Research 2009 - 2011
Tiny Solutions for Big Problems
Charles Wong, Ph.D.
Canadian Research Chair in Environmental Toxicology
Associate Professor, Chemistry and Environmental Studies
Every day, we use personal care products and take medicines for what ails us. Our belongings are protected with flame-retardants. We cook on Teflon and use myriad other materials present in a microscopic form known as nanomaterials.
Little is known about how such substances accumulate in the environment and what their long-term effects might be. However, when materials are reduced to nanoscale, they can exhibit radically different behaviours than in their usual, larger form. A simple analogy might be sand on a beach, which behaves in certain expected ways. But a single grain in an oyster can produce a pearl: completely different. Likewise, as we wash off or excrete the residues of the chemicals and pharmaceuticals we use, they enter our water systems, and ultimately the ecosystem. And we know little of how . chemicals act once there. This is the world of emerging pollutants – the world of Dr. Charles Wong.

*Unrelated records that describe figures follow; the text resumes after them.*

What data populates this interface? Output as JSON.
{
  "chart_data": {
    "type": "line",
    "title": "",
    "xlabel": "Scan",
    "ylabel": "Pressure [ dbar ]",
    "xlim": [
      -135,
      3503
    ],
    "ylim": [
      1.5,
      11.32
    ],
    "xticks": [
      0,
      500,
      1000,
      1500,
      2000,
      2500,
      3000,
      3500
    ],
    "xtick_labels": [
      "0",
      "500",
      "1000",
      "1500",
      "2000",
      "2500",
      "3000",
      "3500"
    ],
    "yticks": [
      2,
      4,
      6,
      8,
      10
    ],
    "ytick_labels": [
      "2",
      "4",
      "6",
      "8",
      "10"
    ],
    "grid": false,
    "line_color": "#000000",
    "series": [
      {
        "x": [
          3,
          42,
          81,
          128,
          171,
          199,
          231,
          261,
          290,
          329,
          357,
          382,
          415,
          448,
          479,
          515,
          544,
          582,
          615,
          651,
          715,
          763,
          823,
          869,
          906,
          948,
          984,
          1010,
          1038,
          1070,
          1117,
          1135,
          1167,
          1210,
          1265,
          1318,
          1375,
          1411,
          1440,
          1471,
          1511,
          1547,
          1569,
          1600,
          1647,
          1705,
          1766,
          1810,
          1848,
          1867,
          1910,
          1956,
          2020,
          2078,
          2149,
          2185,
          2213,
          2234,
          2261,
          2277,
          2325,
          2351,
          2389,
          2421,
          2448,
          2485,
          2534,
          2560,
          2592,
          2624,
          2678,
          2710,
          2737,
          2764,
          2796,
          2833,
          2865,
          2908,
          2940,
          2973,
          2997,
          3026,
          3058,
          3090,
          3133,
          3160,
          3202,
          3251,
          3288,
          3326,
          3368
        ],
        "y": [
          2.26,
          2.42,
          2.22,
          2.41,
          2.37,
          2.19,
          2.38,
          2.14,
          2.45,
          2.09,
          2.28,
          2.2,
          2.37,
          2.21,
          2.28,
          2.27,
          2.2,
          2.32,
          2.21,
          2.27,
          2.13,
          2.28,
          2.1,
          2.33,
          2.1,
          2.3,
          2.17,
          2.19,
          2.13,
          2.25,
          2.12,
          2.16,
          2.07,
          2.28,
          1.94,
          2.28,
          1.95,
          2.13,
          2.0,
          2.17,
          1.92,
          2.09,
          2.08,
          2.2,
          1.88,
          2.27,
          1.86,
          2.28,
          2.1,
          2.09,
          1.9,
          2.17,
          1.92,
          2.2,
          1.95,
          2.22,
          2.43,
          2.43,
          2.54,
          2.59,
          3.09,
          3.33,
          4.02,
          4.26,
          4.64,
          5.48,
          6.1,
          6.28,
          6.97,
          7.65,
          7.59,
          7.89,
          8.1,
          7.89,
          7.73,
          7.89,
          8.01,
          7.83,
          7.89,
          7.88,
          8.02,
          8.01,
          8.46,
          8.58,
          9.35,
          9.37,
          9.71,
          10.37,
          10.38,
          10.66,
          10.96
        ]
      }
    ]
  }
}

Dr. Wong seeks to develop better methods for measuring chemicals at very low concentrations, to determine at what point they may become harmful, and to characterize these chemicals’ effects once released into the environment. “Understanding how to measure these chemicals, and how they behave in the environment, will lead to better ways for assessing human and ecosystem chemical . exposure, and ultimately better means for guarding human and ecosystem health.”
Related to this research, Dr. Wong is pursuing the behaviour of chiral chemicals: molecules that are pairs of non-superimposable mirror images like your right and left hands. While each has similar chemical and physical properties, they may interact with other matter differently, with significant result: some common over-the-counter pain relievers are chiral chemicals, but so is thalidomide, the infamous morning sickness drug that caused thousands of birth defects. By using classic analytical chemistry and applying better measurement methods both in the lab and the field, Dr. Wong is also exploring the dynamics of chemical degradation in the body, the role enzymes play, how by-products are created, and why these metabolites are sometimes worse than the parent compound. “It’s exciting to find creative, innovative, and practical interdisciplinary solutions to environmental issues.”